The Dark Elves kept slaves, and manors were for the wealthiest Houses whose slaves worked the mines, mostly goblins taken from raids on goblin encampments.

But the Dark Elves have also been known to keep Light Elf, Wood Elf, and orc slaves too, if they were unlucky enough to get caught in the Evergloom.

That was what concerned her the most, seeing as how she was a Light Elf stuck in Dark Elf land.

But he’d noticed her discomfort and, in turn, decided to mock her for it. “Your Ljósálfar sensibility not inclined to slavery? Light Elves have their own form of slavery, I might add.”

She replied with a huff of disgust. His contempt made her uneasy because his sense of morality was so different from her own.

And not knowing where they stood on ethical issues, not having common ground on this made him hard to deal with.

“Slavery is banned in Alfheim. I don’t know what you’re talking about. ”

“Light Elves took Dark Elf land and forced us underground. Is that not a form of slavery for those non-Light Elf?” He questioned her, gesturing to his face as if to say, “non-Light Elf like me.”

“That’s…” she stuttered.

“Different, right?”

“Of … course…” That was because of the war, and the Dark Elves lost. Fitting, seeing as how they were the aggressors.

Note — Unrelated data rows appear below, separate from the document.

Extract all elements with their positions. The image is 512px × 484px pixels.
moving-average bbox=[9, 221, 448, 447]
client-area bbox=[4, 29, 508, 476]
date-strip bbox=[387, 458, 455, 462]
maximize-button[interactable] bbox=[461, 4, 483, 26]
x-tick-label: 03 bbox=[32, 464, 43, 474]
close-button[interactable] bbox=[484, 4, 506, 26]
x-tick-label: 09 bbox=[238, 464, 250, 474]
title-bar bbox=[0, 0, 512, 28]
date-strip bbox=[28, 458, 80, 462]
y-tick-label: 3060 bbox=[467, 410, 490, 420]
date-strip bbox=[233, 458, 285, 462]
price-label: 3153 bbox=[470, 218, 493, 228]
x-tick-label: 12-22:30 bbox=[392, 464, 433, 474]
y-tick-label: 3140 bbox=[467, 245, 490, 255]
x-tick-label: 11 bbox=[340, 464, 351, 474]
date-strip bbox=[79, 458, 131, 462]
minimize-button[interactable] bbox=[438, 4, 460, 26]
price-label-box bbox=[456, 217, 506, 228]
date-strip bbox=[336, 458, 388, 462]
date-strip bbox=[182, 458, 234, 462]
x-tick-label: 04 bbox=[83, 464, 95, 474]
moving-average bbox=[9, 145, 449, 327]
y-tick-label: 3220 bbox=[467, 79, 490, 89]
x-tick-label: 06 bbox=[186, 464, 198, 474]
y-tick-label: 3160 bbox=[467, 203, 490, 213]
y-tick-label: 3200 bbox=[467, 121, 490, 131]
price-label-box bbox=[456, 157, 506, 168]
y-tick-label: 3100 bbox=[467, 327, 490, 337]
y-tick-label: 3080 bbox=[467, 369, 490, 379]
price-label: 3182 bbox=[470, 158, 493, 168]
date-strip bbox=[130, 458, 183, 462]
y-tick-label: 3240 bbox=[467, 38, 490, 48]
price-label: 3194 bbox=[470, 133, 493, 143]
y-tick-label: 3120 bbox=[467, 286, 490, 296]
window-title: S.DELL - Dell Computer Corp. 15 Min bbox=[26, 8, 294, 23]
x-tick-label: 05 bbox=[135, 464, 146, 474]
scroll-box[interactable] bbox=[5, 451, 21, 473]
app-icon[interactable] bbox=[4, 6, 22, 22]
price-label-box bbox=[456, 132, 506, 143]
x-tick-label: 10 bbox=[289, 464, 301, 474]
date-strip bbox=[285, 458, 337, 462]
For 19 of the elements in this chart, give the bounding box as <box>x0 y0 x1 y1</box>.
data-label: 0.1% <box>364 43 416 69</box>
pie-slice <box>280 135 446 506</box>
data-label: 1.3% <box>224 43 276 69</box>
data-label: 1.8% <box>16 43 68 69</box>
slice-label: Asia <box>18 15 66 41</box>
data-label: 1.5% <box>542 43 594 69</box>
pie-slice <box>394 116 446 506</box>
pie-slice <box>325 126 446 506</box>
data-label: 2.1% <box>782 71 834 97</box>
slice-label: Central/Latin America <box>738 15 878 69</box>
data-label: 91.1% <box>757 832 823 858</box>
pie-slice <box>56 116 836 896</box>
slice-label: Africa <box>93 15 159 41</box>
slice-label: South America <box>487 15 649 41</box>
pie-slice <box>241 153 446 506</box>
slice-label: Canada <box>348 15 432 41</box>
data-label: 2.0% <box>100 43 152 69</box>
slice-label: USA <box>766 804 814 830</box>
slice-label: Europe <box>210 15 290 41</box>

“If you can’t see your chains, that means your slavers are just more apt at hiding them. We’re all slaves to someone or something.”

That was a very dreary outlook on life. “I pity you see things so dismally. ”

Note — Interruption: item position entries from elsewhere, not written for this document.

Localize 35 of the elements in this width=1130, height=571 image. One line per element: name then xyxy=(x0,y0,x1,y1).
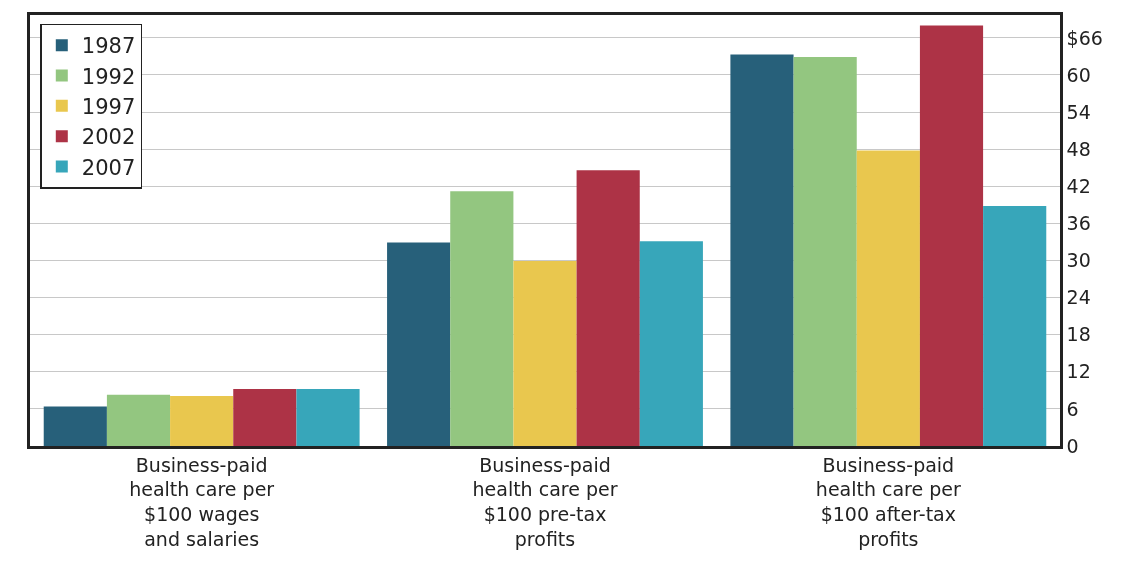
y-tick-label: 12 xyxy=(1066,360,1091,383)
bar xyxy=(513,261,577,446)
y-tick-label: 6 xyxy=(1066,397,1079,420)
bar xyxy=(919,25,984,446)
y-tick-label: 60 xyxy=(1066,63,1091,86)
bar xyxy=(856,150,920,446)
bar xyxy=(450,191,514,446)
y-tick-label: 18 xyxy=(1066,323,1091,346)
bar xyxy=(170,395,234,446)
y-tick-label: 24 xyxy=(1066,286,1091,309)
x-tick-label: Business-paid health care per $100 pre-tax profits xyxy=(472,453,618,550)
bar xyxy=(296,389,360,446)
y-tick-label: 36 xyxy=(1066,212,1091,235)
bar xyxy=(639,241,703,446)
bar xyxy=(730,54,794,446)
x-tick-label: Business-paid health care per $100 wages and salaries xyxy=(129,453,275,550)
y-tick-label: 0 xyxy=(1066,434,1079,457)
legend-label: 2002 xyxy=(81,125,136,150)
x-tick-label: Business-paid health care per $100 after-tax profits xyxy=(815,453,961,550)
legend-label: 1997 xyxy=(81,95,136,120)
y-tick-label: $66 xyxy=(1066,26,1103,49)
legend-label: 1992 xyxy=(81,64,136,89)
bar xyxy=(106,394,171,446)
legend-label: 2007 xyxy=(81,155,136,180)
y-tick-label: 42 xyxy=(1066,174,1091,197)
y-tick-label: 48 xyxy=(1066,137,1091,160)
bar xyxy=(43,406,107,446)
bar xyxy=(793,57,857,446)
bar xyxy=(387,242,451,446)
bar xyxy=(233,389,297,446)
y-tick-label: 54 xyxy=(1066,100,1091,123)
legend-label: 1987 xyxy=(81,34,136,59)
y-tick-label: 30 xyxy=(1066,249,1091,272)
bar xyxy=(576,170,640,446)
bar xyxy=(983,206,1047,446)
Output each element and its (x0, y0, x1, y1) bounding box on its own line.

“I pity your naivete.” He gave her half a shrug.

She responded with a withering glare.

“Nevertheless,” he continued despite her ire, “things are different down here, more than what you’re used to. Hopefully, you won’t be here for long to see it all.”

His concern for her sounded genuine. Why should he care so much about her?

“I could do without your false concerns for my well-being.”

He hiked up a brow at her.

“But…” she sighed, relenting in her cynicism of his character at least for now. “I do have to thank you for agreeing to help me find my way back home. That is a kindness I wouldn’t have expected from you.”

“My, your benevolence overwhelms me, fair lady,” he said, bowing to her theatrically, dipping his head down low in front of her.

He was a seducer. She didn’t like his kind. You couldn’t trust whether the honeyed words they spoke were true or not.

“Don’t misinterpret my words. I still want to kill you.”

He smiled devilishly at her. “That just makes it all the more fun.”